Multi-node jobs¶
Jobs which require multi-node parallel processing, such as those which use MPI,
are run on nodes with a low-latency InfiniBand connection. To run jobs on
these nodes, request the parallel partition.
If your job is requesting more than 2 nodes, your job may queue for a long period of time, and may benefit from running on a Tier 2 cluster instead of Apocrita. If you are unsure about your eligibility or have any questions about Tier 2 facilities, please contact us.
Use mpirun instead of srun --mpi
The
official Open MPI documentation
recommends using mpirun for all MPI processes under Slurm and not
srun.
#!/bin/bash
## Request 2 nodes
#SBATCH -N 2 # (or --nodes=2)
## Request 96 tasks/cores
#SBATCH -n 96 # (or --ntasks=96)
## Request the "parallel" partition
#SBATCH -p parallel # (or --partition=parallel)
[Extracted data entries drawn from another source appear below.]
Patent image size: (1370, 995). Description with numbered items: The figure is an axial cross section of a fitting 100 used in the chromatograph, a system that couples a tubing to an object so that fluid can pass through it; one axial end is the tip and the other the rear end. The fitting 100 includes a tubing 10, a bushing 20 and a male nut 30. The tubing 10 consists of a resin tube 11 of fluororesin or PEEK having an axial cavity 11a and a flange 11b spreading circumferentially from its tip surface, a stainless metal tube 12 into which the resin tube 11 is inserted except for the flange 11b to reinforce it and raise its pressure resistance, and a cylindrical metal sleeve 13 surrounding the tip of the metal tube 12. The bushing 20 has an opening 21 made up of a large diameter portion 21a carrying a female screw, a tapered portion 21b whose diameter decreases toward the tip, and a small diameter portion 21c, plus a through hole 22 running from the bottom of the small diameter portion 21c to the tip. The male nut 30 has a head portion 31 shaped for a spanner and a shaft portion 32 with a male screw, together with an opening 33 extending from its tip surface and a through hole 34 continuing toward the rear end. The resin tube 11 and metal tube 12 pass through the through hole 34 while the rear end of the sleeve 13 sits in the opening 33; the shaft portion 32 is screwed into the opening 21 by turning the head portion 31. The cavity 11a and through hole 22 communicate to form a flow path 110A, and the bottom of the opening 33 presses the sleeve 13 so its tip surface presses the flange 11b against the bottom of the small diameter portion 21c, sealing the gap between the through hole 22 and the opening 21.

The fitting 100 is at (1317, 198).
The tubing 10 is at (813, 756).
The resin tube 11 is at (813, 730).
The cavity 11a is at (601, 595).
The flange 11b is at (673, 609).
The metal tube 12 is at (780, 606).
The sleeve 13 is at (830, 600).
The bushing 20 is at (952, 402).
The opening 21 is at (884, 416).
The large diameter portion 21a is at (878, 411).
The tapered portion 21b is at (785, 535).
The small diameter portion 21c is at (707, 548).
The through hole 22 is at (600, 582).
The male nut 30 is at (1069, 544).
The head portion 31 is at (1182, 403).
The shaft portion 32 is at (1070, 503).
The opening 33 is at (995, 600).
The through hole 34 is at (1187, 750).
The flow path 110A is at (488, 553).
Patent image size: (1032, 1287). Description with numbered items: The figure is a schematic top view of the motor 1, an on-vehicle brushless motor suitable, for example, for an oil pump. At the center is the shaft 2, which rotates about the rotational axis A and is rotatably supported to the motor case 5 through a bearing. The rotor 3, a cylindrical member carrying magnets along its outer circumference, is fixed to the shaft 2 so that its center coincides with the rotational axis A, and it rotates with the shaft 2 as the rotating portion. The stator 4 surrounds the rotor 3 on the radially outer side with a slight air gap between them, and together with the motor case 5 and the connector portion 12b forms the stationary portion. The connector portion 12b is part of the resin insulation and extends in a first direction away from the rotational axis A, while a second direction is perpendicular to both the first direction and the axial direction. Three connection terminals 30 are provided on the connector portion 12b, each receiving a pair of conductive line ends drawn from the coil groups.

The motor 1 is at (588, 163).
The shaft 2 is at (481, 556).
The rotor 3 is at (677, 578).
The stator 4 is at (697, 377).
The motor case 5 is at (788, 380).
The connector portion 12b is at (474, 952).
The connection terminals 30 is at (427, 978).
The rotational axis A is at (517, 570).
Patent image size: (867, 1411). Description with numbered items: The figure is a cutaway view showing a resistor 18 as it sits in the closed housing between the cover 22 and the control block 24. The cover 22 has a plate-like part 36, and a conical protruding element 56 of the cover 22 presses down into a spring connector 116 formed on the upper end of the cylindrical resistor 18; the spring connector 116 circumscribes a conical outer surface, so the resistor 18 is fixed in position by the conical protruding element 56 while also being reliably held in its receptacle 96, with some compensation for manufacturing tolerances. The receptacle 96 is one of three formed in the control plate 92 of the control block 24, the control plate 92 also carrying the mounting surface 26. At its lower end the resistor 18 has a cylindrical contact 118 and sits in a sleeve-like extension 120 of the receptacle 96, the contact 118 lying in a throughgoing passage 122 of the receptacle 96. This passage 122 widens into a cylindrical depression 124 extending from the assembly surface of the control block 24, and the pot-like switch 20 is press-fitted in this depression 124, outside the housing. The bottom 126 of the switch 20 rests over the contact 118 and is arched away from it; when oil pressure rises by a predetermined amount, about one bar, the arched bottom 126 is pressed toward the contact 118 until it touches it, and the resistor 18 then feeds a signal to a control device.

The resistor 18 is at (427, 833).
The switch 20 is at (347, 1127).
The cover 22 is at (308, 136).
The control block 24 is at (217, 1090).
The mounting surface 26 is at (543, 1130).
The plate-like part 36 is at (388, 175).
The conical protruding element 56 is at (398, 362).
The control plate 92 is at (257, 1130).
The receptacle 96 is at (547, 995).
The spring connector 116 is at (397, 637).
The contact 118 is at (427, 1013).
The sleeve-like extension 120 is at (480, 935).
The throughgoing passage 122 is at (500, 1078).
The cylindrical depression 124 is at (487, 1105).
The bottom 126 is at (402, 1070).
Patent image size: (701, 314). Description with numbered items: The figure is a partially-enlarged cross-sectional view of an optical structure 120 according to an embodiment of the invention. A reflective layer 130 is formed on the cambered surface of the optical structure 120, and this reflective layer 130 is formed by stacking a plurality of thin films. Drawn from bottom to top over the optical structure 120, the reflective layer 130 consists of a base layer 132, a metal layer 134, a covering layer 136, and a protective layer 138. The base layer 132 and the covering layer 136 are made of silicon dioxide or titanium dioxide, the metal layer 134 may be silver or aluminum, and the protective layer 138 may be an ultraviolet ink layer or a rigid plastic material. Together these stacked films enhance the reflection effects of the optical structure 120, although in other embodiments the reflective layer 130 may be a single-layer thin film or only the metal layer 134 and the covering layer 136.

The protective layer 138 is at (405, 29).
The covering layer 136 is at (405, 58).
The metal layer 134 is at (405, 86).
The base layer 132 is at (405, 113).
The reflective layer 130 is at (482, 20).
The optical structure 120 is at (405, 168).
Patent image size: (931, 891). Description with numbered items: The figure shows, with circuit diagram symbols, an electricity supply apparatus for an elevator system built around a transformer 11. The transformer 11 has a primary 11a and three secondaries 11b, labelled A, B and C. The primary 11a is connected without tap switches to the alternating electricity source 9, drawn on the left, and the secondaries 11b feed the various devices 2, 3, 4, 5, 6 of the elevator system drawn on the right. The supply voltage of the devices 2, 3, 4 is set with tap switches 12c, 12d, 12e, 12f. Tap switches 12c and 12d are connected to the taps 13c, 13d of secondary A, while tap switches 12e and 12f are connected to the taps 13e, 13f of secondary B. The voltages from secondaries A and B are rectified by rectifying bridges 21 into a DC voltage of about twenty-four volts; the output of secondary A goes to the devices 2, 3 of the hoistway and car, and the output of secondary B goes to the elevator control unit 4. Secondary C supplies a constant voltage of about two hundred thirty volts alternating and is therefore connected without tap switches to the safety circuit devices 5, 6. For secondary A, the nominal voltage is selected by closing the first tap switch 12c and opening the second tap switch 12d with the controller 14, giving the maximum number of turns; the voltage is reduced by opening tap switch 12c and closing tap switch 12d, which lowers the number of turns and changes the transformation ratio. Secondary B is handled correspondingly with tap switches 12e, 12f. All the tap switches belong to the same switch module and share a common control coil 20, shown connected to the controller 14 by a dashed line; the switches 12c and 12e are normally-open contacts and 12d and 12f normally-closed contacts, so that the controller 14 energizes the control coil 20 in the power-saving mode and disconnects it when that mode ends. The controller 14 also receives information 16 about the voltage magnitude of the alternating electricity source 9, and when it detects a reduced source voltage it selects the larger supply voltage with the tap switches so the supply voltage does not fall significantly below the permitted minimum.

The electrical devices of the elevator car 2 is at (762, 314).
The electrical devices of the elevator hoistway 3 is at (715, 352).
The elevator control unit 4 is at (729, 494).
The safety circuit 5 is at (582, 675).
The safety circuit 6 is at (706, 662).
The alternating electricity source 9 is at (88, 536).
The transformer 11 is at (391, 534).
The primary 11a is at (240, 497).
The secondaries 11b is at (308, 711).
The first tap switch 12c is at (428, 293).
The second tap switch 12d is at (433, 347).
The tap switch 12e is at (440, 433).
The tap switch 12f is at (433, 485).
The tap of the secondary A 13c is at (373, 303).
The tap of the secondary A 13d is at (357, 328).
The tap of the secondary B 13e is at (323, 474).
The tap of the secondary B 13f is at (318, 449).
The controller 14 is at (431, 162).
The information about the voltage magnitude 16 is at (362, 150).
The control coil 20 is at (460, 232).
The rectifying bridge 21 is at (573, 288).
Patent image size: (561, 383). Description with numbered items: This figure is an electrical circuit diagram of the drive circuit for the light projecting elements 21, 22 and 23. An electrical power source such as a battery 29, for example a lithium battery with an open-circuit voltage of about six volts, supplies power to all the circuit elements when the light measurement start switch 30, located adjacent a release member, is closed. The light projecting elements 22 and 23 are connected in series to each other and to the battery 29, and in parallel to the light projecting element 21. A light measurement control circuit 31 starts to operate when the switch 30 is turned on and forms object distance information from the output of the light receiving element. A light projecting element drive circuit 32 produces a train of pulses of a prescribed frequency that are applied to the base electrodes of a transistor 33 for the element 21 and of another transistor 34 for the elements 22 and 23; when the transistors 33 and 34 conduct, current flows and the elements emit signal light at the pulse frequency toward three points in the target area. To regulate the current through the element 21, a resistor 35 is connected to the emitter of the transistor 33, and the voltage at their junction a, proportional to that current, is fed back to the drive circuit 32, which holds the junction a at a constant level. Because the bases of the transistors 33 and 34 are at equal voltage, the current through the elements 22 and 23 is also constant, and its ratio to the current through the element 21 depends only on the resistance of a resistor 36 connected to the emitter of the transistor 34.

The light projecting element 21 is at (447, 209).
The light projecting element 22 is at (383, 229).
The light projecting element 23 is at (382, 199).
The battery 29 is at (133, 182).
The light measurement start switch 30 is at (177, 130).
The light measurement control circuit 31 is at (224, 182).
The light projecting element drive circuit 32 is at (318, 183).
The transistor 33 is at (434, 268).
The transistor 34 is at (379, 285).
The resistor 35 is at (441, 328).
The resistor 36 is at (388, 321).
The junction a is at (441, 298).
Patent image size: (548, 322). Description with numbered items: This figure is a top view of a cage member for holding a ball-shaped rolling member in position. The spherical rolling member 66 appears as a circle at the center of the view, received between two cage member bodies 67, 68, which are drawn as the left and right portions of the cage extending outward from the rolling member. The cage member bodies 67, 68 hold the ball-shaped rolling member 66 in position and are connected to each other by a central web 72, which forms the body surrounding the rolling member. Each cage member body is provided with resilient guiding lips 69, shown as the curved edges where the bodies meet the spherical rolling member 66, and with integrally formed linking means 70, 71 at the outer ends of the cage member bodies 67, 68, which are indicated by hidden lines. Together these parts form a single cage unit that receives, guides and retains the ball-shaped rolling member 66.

## Request 240 hours runtime
#SBATCH -t 240:0:0 # (or --time=240:0:0)
## Request all CPUs per node
#SBATCH --exclusive
## Request all available memory per node
#SBATCH --mem=0
# ---
# Module load
module load openmpi
# Slurm knows how many tasks to use for mpirun, detected automatically from
# ${SLURM_NTASKS}. Use -- to ensure arguments are passed to the application
# and not mpirun
mpirun \
-- \
./code \
-i input.file
This example loads the openmpi module, and spawns the program ./code 96
times (48 per node) using the MPI framework.